CO129 Colonial Office Hong Kong Records 理藩院香港檔案 All

This Document is the Property of His Britannic Majesty's Government 130

[B]

CHINA TRADE.

CONFIDENTIAL.

[August 12.]

SECTION 1.

[26903]

(No. 313.) Sir,

No. 1.

Sir J. Jordan to Sir Edward Grey.-(Received August 12.)

Peking, June 26, 1907. I HAVE the honour to inclose in translation copy of a further Imperial Edict which was issued to-day, reiterating the prohibition against the cultivation and consumption of opium.

The fact that it has been found necessary to adopt the unusual course of repeating these instructions so often suggests the inference that the Government is not altogether satisfied with the response they have hitherto received.

(Translation.)

I have, &c. (Signed) J. N. JORDAN,

Inclosure in No. 1.

Imperial Edict, dated June 26, 1907.

OPIUM is in the highest degree detrimental to the people. In an Edict of last year prohibiting the use of it, the Council of Government were commanded to frame Regulations and to direct all yamêns throughout the country to put a stop to it. In the third month of this year (13th April-11th May) a further Edict was issued, commanding that general instructions be given to act in strict accordance with the Regulations which had been submitted to the Throne, alike in respect of the cultivation, sale, and consumption of opium.

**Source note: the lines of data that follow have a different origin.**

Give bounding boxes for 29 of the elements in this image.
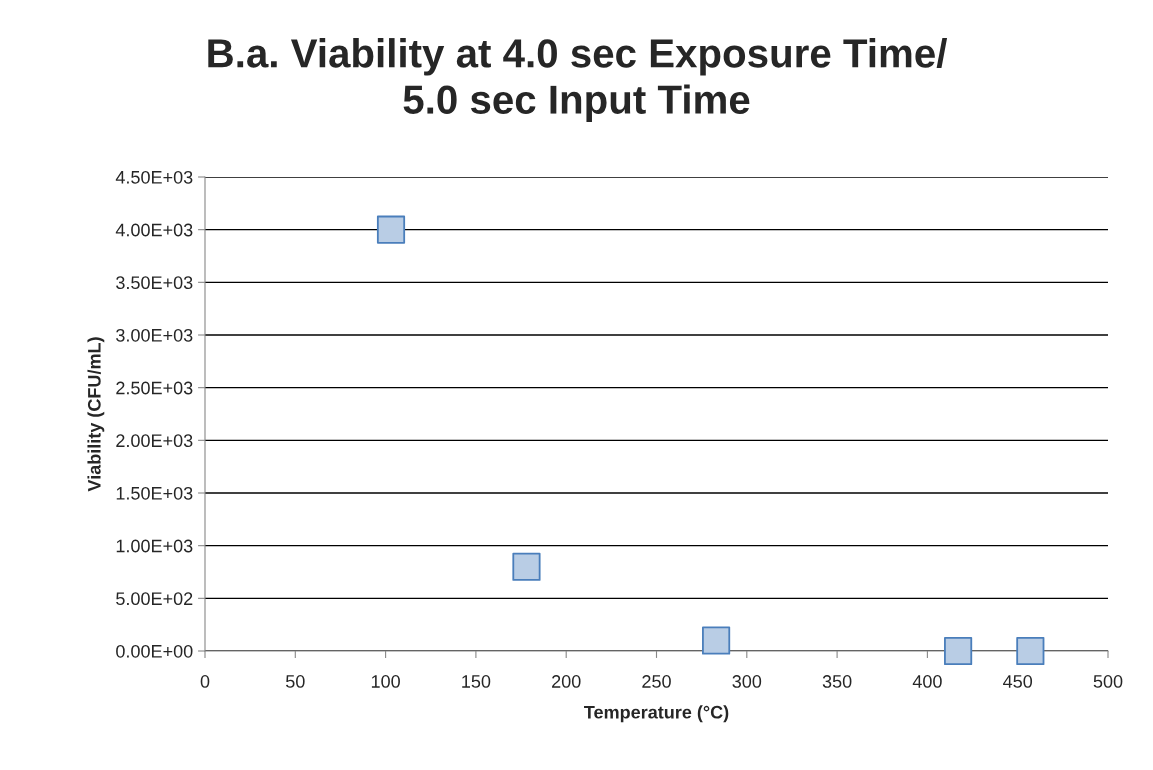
point (376, 215, 406, 244)
point (702, 626, 731, 655)
x-tick-label: 500 (1093, 675, 1123, 688)
y-tick-label: 4.50E+03 (115, 170, 193, 184)
x-tick-label: 300 (732, 675, 762, 688)
x-tick-label: 350 (822, 675, 852, 688)
x-tick-label: 400 (912, 675, 942, 688)
point (512, 552, 541, 581)
x-axis-title: Temperature (°C) (584, 705, 729, 723)
y-tick-label: 5.00E+02 (116, 592, 193, 606)
y-axis-title: Viability (CFU/mL) (87, 337, 105, 492)
y-tick-label: 0.00E+00 (116, 644, 193, 658)
point (1016, 636, 1045, 666)
x-tick-label: 100 (371, 675, 400, 688)
y-tick-label: 4.00E+03 (115, 223, 193, 237)
x-tick-label: 0 (200, 675, 210, 688)
y-tick-label: 3.00E+03 (116, 328, 193, 342)
x-tick-label: 200 (552, 675, 581, 688)
y-tick-label: 1.00E+03 (116, 539, 193, 553)
x-tick-label: 150 (462, 675, 491, 688)
x-tick-label: 50 (285, 675, 305, 688)
x-tick-label: 450 (1003, 675, 1033, 688)
x-tick-label: 250 (642, 675, 671, 688)
y-tick-label: 1.50E+03 (116, 486, 193, 500)
chart-title: B.a. Viability at 4.0 sec Exposure Time/ 5.0 sec Input Time (208, 38, 948, 122)
y-tick-label: 2.00E+03 (116, 434, 193, 448)
y-tick-label: 3.50E+03 (116, 276, 193, 290)
y-tick-label: 2.50E+03 (116, 381, 193, 395)
point (944, 636, 973, 666)
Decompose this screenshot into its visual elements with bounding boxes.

The welfare of the people is a matter of great concern to the Court, and this is a matter which must positively be put through. The Governor of Peking and the Tartar-Generals, Viceroys, and Governors of the provinces are commanded to issue strict instructions to their subordinates to put the prohibition into actual effect, to make it a matter of familiar knowledge in men's houses, to get completely rid of the evil. The Maritime Čustoms should keep a strict watch on the foreign opium which is imported, and the places in the interior which cultivate native opium must annually decrease the amount cultivated, in accordance with the dates sanctioned. It is further commanded that the relative merits of officials in this respect must be recognized. If the instructions are zealously carried out by an official in his own jurisdiction, it is permitted to memorialize the Throne, asking for some encouragement to be shown him. If an official merely keeps up appearances and, while outwardly obeying, secretly disregards these commands, he is to be denounced by name for punishment.

It is also commanded that an annual return of the land under opium cultivation be made, by way of verification and to meet the desire of the Court to relieve the people of this evil.